Now freed from government restrictions, corporations have been able to relocate production, whether because of the post-9/11 “thickening” of the border, or to offset the higher costs in Canada caused by the petro-boom-driven rise in the dollar.
The FTA/NAFTA laid the institutional groundwork for Canada’s petro-boom, reorienting production North-South and preventing any recurrence of the National Energy Program. It limited governments’ ability to actively shape business investment. Industrial policies such as the 1960s Auto Pact, which had greatly expanded value-added exports, are no longer possible.
Post-FTA/NAFTA, Canada has regressed to its traditional status as a resource exporter. Exports of unprocessed and barely processed resources now account for almost two-thirds of Canada’s goods exports, from 40 per cent just before the turn of the century. Value-added products have shrunk from almost 60 per cent of exports to roughly one-third in 2012.
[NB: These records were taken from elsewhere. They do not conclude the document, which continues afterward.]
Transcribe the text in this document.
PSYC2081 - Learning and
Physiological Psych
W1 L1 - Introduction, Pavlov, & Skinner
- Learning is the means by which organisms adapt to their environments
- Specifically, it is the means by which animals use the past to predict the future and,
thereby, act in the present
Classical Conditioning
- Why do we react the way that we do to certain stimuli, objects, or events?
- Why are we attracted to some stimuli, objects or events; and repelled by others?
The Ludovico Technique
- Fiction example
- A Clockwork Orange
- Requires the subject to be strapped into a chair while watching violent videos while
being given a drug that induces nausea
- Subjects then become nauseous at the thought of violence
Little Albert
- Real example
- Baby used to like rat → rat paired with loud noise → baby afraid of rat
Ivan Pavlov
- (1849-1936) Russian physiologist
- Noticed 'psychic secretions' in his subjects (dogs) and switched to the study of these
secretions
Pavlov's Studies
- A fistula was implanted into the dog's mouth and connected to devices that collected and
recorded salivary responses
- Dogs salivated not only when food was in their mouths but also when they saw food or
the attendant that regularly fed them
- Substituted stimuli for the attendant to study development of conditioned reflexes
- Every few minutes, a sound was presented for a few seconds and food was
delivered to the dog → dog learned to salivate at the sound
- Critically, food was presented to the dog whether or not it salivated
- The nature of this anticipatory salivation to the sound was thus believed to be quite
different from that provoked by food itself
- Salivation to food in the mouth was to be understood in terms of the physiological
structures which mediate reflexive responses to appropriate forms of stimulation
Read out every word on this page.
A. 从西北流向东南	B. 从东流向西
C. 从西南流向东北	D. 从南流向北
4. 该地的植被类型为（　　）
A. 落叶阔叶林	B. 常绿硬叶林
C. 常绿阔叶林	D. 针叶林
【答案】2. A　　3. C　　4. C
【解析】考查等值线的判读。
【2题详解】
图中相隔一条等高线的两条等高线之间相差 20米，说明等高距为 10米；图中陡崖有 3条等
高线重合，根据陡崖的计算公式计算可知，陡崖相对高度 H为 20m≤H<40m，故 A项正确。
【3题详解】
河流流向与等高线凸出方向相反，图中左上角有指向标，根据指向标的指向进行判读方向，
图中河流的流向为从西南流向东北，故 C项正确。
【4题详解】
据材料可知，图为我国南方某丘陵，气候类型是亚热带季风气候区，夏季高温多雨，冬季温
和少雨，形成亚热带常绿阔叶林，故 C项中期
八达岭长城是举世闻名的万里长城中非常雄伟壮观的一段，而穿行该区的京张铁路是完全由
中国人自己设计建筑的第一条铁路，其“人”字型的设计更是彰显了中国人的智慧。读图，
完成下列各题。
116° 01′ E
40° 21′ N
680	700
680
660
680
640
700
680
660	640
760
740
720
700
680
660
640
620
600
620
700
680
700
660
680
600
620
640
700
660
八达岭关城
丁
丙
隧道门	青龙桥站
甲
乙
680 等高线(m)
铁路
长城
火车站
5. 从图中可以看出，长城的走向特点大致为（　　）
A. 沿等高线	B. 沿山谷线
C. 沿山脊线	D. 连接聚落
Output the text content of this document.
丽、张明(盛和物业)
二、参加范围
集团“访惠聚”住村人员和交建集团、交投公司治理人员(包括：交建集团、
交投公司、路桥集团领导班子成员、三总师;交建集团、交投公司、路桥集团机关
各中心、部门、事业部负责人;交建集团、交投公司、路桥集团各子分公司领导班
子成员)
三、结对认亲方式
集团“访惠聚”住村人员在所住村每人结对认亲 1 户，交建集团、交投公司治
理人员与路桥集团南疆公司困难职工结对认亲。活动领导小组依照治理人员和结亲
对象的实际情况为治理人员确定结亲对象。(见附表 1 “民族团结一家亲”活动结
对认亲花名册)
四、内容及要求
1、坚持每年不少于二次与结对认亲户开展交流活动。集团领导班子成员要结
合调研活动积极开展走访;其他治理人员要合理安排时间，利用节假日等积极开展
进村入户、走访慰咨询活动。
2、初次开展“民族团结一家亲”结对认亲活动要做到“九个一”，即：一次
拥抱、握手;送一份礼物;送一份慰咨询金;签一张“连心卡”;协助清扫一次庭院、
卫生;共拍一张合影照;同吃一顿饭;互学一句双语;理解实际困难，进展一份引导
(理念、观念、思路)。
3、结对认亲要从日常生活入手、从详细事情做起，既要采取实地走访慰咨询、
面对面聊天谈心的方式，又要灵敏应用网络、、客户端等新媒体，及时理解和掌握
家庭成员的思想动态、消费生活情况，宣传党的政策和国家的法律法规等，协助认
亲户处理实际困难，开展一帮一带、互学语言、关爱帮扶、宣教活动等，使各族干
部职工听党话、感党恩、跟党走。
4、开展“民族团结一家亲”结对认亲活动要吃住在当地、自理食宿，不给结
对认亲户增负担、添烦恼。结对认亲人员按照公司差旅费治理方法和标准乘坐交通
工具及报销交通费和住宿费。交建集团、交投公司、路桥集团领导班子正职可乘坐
The FTA/NAFTA was expected to close the productivity gap between Canada and the U.S. In 1950, Canadian business productivity was about 70 per cent of the U.S. level. The gap closed steadily in subsequent decades, reaching over 90 per cent by 1980, and then stagnated. The FTA/NAFTA was supposed to eliminate the gap, but instead the gap widened. By 2011, business productivity had fallen back to 70 per cent of U.S. levels.
Even more important were provisions that enabled large corporations to grow even larger through cross-border restructuring of corporate ownership. FTA/NAFTA triggered a massive increase of foreign direct investment flows — overwhelmingly in the form of mergers and takeovers.
Between 1950 and 1990, the average firm size of the 60 largest corporations on the Toronto Stock Exchange (TSX 60) compared to all firms on the TSX, increased from five to six times. After the FTA/NAFTA, it climbed to 23 times by 2010. Their share of all TSX company profits rose from 30 to 60 per cent by 2010.
The trends in the concentration and profits of these dominant corporations are shadowed by the trends in income share of the top 1 per cent. At its most extreme, the compensation of Canada’s100 most highly paid CEOs has risen from 105 times that of the average worker in 1998 to 177 times in 2012.
Between 1950 and 1990, there was a steady drop in the share of national income appropriated by capital (profits) and a rise in labour’s share. In the wake of the FTA/NAFTA, that relationship reversed. Capital’s share rose dramatically; workers wages and salaries’ share fell in lockstep.
Contrary to assurances given Canadians prior to the FTA/NAFTA, big business lobbied hard to reduce program spending and taxes.
Unemployment insurance, health and education transfers, social assistance and housing programs, etc. were “harmonized downward” toward U.S. levels.
Governments cut taxes: from the mid-1990s to 2012, the overall tax level of Canadian governments shrunk from 36 per cent of GDP to 31 per cent.
Corporate income taxes were cut in half and the total tax rate of Canada’s richest 1 per cent of families dropped to less than that of the poorest 10 per cent.
The FTA/NAFTA has not been solely responsible, but was a key component of a web of mutually reinforcing “market friendly” policies that produced these outcomes.
It entrenched in an international treaty new freedoms for corporations while hampering governments’ power to actively shape economic and social development.
In the end, the FTA/NAFTA failed to meet the fundamental test of any major policy initiative: to better the lives of its citizens. And it helped weaken the bonds of nationhood embodied in the Canadian social state.
Bruce Campbell is the executive director of the Canadian Centre for Policy Alternatives. Thanks to Jordan Brennan’s study, “Shrinking Universe,” CCPA, November 2012.